First, the sections are disjunctive. An appeal can still lie to the Divisional Court if the periodic payments plus the single payment add up to more than $50,000 (for example, a lump sum payment of $30,000 as an equalization payment, and periodic payments of spousal support totally $40,000 annually). One of either the periodic or the one-time payments, or the dismissed claims, must be over $50,000 to remove the appeal from the jurisdiction of the Divisional Court.

This rule was established by the Court of Appeal in Sepe v. Monteleone (2006), 78 OR (3d) 676, in which the appellant appealed both the dismissal of his claim and the award of judgment on defendants’ counterclaim. Both claims were under the threshold, but the appellant brought his appeal to the Court of Appeal, since the total of the two claims together was over the threshold. The Court of Appeal found he should have been at Divisional Court.

Second, while each of the four sub-paragraphs is to be read disjunctively, all claims that fall within one subparagraph must be added together for the purpose of establishing whether the $50,000 threshold is met. For example, in the case of Mohammed (Personal Representative of) v. Tucci (2009), 97 O.R. (3d) 145 (C.A.), the trial judge had awarded $15,000 to each of two separate plaintiffs. (The applicable monetary threshold was at that time $25,000 rather than $50,000). An appeal from that decision was properly to the Court of Appeal.

Third, it is the amount of the award, not the amount under appeal, which determines jurisdiction.

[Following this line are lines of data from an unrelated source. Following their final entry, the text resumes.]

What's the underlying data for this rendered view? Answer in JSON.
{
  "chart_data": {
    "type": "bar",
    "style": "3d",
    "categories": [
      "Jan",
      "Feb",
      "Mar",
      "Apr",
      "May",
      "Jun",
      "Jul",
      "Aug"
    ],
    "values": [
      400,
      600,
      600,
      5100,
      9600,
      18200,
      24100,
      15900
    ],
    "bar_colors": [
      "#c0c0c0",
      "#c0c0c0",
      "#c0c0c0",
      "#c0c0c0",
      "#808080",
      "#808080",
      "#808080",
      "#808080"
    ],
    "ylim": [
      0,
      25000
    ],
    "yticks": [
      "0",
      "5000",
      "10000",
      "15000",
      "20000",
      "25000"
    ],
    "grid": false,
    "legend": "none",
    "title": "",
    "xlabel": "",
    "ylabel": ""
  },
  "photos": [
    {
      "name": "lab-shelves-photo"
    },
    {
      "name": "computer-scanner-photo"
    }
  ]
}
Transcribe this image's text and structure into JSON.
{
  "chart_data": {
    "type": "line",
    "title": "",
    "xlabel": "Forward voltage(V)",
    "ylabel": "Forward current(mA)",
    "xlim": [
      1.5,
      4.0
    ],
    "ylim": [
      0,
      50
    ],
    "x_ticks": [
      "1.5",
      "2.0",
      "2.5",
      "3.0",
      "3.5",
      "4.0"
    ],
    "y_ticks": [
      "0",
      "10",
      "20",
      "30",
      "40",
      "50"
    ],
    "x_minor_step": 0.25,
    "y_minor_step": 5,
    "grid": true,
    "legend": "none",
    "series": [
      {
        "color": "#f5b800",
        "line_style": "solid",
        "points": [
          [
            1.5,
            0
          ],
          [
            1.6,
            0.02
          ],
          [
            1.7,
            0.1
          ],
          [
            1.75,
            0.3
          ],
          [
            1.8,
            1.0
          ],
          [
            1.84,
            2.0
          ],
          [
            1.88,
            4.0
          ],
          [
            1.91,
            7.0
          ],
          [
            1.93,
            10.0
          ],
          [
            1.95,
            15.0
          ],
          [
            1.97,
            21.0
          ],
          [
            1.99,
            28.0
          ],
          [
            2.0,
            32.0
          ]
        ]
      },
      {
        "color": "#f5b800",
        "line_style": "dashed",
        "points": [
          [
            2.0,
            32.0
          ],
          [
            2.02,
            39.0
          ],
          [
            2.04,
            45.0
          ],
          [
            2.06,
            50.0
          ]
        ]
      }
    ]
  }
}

In Bryce v. Bryce, [2015] O.J. No. 3149, 2015 ONSC 3795 (Div. Ct.), the amount of child and spousal support ordered at trial totalled $82,448 in periodic payments over 12 months, but that included both spousal and child support. The appellant in that case only appealed the spousal support portion of order, which portion was under the $50,000 threshold, and she therefore brought her appeal to the Divisional Court. The Divisional Court found it lacked jurisdiction: the aggregate of periodic payments awarded at trial determines jurisdiction, not the amount under appeal.

Fourth, where a claim is dismissed – s.19(1.2)(c) or (d) – if the amount of a claim is not determined or is assessed at less than $50,000, jurisdiction lies with the Divisional Court. The Court of Appeal recently established that this might include claims that are implicitly dismissed. In Sandu v. Fairmont Hotels Inc., 2015 ONCA 611, the Court of Appeal considered an appeal from a judgment in which the trial judge dismissed the plaintiff’s defamation claim, but stated that had she found there was defamation, she would have assessed the damages at $25,000. Although the overall claim for damages was more than $25,000, the trial judge’s assessment brought the appeal within the jurisdiction of the Divisional Court. However, the respondent argued that the Court of Appeal had jurisdiction over the appeal because the trial judge’s award would have been for general damages only, and therefore the trial judge did not turn her mind to what the appropriate award would have been for aggravated and punitive damages (the amounts claimed for which must have been over $50,000, to make this a viable argument). The Court of Appeal disagreed and found that, as a matter of fact, the trial judge had assessed damages globally. The appeal was transferred to Divisional Court.

While the holding in Sandu seemed to turn more on the interpretation of the reasons of that particular trial judge than on any overarching principle, it is likely that in any case where a trial judge provides a general value, in the alternative, for a dismissed claim, and does not specifically address punitive or aggravated damages, the same reasoning will apply.

These rules turn what initially looked like simple math into a far more complex inquiry. Nevertheless, they are worth keeping in mind in order to avoid a far more unpleasant mathematical exercise: adding up the cost and wasted time of finding oneself with an appeal in the wrong court.